When Everton brought in another goalie, Nigel Martin, Richard was sidelined. He said: “I just couldn't get him out of the team. And when I did get in the team I'd play one or two games and that was it.”
The injury cost Richard virtually the whole season and he said: “I started to lose a bit of self belief.”
Away from football, life was grand. The family grew with the birth of daughter Bo and then the twins Poppy and Sonny. Living in a lovely home in Cheshire, the Wrights made a lot of good friends - both in and out of football. “We had a great social life up there,” said Kelly.
Richard was determined to get back to full fitness. In fact, he said: “I got really fit, I got as fit as I've ever been, physically - fitter than I had ever been at Ipswich. I was working really hard and just not getting my reward on a Saturday. I wanted to play but I wasn't playing and that went on for another two years.”
He says there had been opportunities for him to move to other clubs but Everton had been reluctant to let him go - in the end they did, of course, and Richard is now at West Ham.
He accepts that the financial rewards of top flight football are good but, for him first of all, it is about the beautiful game: “People say that football is about money. There was a time at Ipswich when there were rumours I was demanding (a particular) wage. I've never been like that…”
He says happiness and family are most important to him and now he is back at the heart of his family, in Ipswich.
In the space of a decade the couple have married, had four children, and Richard has played for four Premiership clubs and for England.

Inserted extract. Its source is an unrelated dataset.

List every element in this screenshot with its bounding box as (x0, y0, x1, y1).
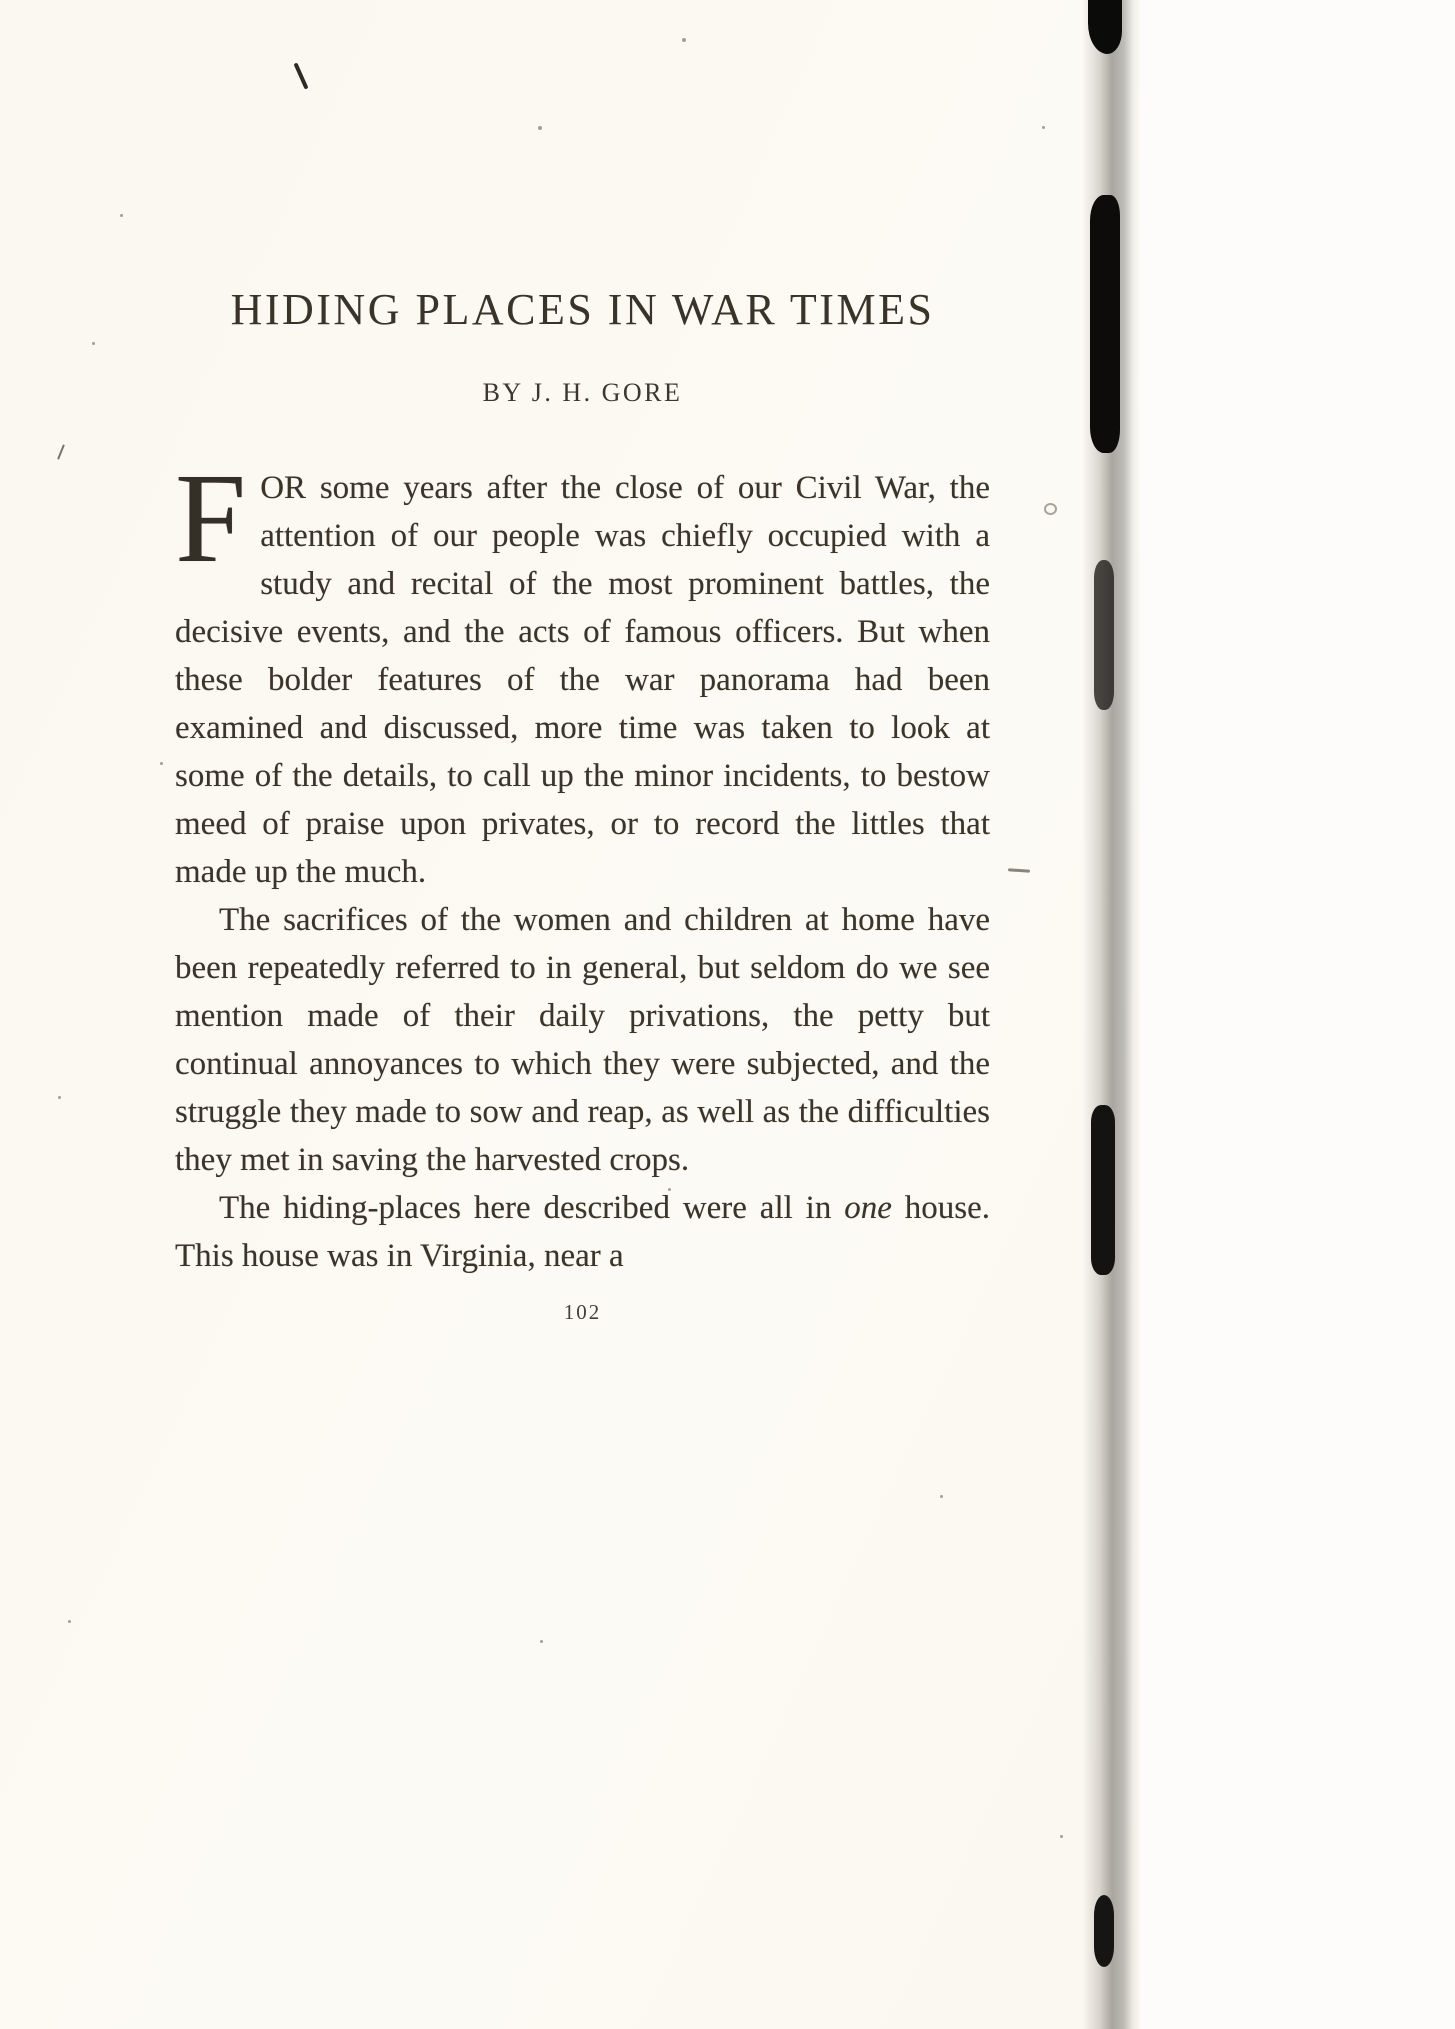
paragraph-2: The sacrifices of the women and children at home have been repeatedly referred to in general, but seldom do we see mention made of their daily privations, the petty but continual annoyances to which they were subjected, and the struggle they made to sow and reap, as well as the difficulties they met in saving the harvested crops. (175, 902, 990, 1178)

But despite the pace of their life, they do not seem fazed.
Richard said: “We love this town. We're so happy to be back - we've got the kids and we wanted our family around us.”
Kelly says they are still prepared to move if Richard's career demands it: “I would have moved somewhere else - I'd have gone anywhere.”
He said: “Over the summer (this year) I had spoken to Ipswich Town (with a view to coming back) and it was something I really wanted to do to but I think as is always the case with football it's all about timing. It just wasn't quite there and unfortunately it didn't work out.
“Ipswich has always been my team. When I see the scores come through I always look for Ipswich.”
Although his confidence has been dented, Richard keeps his eye on his goal.
“No matter what other people say, I still believe I can play in the Premier League. I still believe in myself and I believe it's given me an opportunity within the next… however long. Of course Robert Green's the goalie now (but) if I can get one chance; one sniff at a regular few games in the first team. I believe I still can do it.”